最近の企業では、何でもマニュアルを作って進める。
社員教育でさえマニュアル通りに行うと聞く。
確かにマニュアルは誰でも失敗しないような手順が書いてあり、初心者でもそこそこ問題なく遂行できる。
だが、マニュアルが人の心に届くものではないことは、ファーストフードのサービスを見ればよく分かる。
「他に何かご入用のものはありませんか?」と、まるでテープレコーダーが回っているような紋切り型のサービスだ。
ただ、黙ってニッコリしてくれるだけの方がましだと思えてくる。

大手クリーニング業のクレーム係の人に聞いた話だが、洋服のクリーニングに失敗してしまった場合、間違っても、同じようなものを買ってお届けしますといってはならないそうだ。
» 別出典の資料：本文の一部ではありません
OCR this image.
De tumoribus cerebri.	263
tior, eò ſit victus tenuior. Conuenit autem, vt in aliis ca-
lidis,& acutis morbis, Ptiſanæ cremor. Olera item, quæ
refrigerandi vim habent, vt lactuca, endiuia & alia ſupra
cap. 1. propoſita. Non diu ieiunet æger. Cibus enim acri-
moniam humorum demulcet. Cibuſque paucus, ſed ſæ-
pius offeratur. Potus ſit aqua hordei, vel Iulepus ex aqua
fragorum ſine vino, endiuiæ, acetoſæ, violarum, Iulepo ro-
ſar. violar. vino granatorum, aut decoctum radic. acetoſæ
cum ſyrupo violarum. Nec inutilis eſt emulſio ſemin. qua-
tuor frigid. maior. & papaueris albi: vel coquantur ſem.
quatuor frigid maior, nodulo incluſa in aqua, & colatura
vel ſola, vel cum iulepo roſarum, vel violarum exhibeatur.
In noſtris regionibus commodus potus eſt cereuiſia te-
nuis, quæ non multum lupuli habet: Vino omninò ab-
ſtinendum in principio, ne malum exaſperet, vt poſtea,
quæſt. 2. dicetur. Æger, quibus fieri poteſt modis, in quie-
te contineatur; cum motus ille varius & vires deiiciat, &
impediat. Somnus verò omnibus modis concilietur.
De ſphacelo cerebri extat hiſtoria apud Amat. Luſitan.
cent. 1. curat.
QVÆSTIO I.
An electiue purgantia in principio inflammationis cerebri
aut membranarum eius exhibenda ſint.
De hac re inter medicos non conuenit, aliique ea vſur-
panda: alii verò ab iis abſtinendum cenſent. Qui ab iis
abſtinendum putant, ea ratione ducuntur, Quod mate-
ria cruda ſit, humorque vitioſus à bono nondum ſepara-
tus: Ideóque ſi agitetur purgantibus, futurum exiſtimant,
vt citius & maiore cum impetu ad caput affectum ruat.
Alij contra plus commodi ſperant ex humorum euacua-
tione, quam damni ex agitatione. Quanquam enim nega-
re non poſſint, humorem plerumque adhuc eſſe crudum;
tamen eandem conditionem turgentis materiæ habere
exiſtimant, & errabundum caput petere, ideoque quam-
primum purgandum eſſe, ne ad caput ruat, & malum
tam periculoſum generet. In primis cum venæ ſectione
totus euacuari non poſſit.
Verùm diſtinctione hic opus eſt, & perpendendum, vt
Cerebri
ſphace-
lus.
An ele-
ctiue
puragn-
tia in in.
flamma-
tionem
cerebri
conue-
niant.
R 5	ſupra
同じものが新品で手に入れば文句はないではないかと考えがちだが、お客は何となく釈然としない。
それよりも、何度となくクリーニングし直し、できるだけ元の状態に近づけた方がお客は満足するのだそうだ。
この気持ち、何となく分かるような気がする。
何度となくクリーニングし直すことで、一生懸命さと誠意が伝わるのだ。